Едва хлопнула входная дверь, все внимание Уилладен сосредоточилось на свертке. Промасленный шелк показался девушке слишком скользким, да и сама посылка… Здесь что-то не так, Уилладен чувствовала это. Разумеется, она не забыла о той ловушке, в которую много дней назад попали госпожа Травница и человек канцлера. Неужели все повторяется — и это должно быть позднее обнаружено среди снадобий госпожи Травницы, чтобы навредить ей?
Надо как можно скорее избавиться от пакета!

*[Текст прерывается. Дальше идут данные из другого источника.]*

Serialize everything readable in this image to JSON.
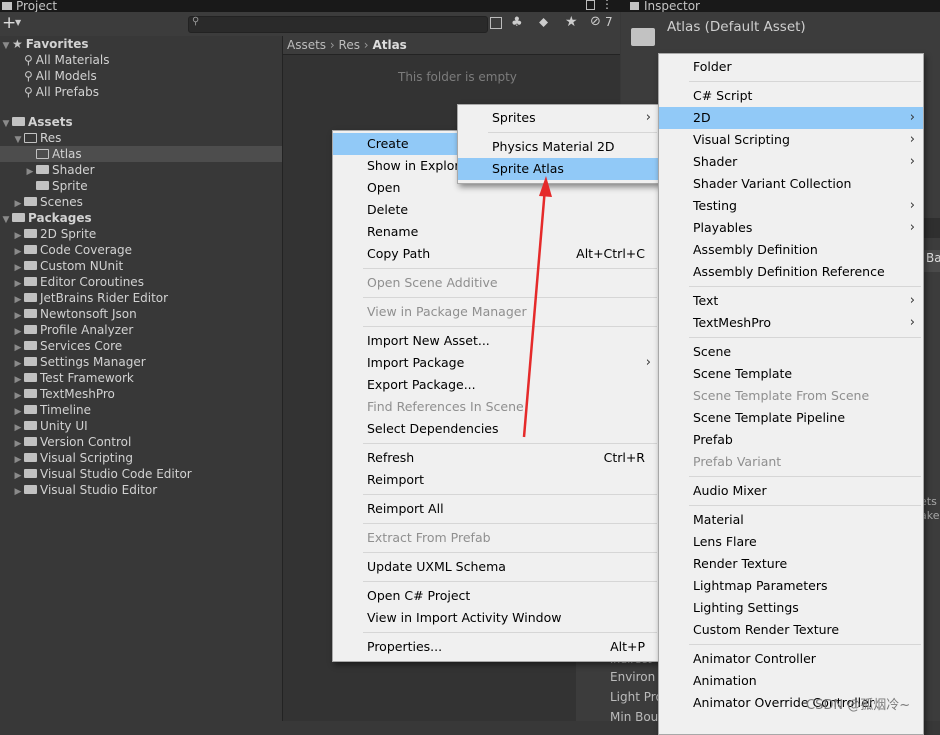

Быстро обойдя небольшой садик, Уилладен сорвала немного чеснока и, обмотав подозрительную посылку его стеблями, затем положила ее на то место, куда каждое утро высыпала золу, придавив сверху цветочным горшком.
Этот день был более оживленным, чем обычно: поток покупателей не иссякал — домохозяйкам нужны были приправы, задиравшие носы служанки из замка требовали косметических средств, словно бы на вчерашний бал их было израсходовано слишком много… Некоторые спрашивали Халвайс, однако любопытных, казалось, удовлетворяли объяснения Уилладен по поводу ее отсутствия. И все это время девушка не могла забыть о посылке, спрятанной в саду за домом. Наступил вечер, а стража так и не явилась в дом с обыском, и девушка наконец-то перевела дух. Халвайс наверняка знает, как поступить с пакетом; оставалось только надеяться на это и ждать, когда придет ее хозяйка.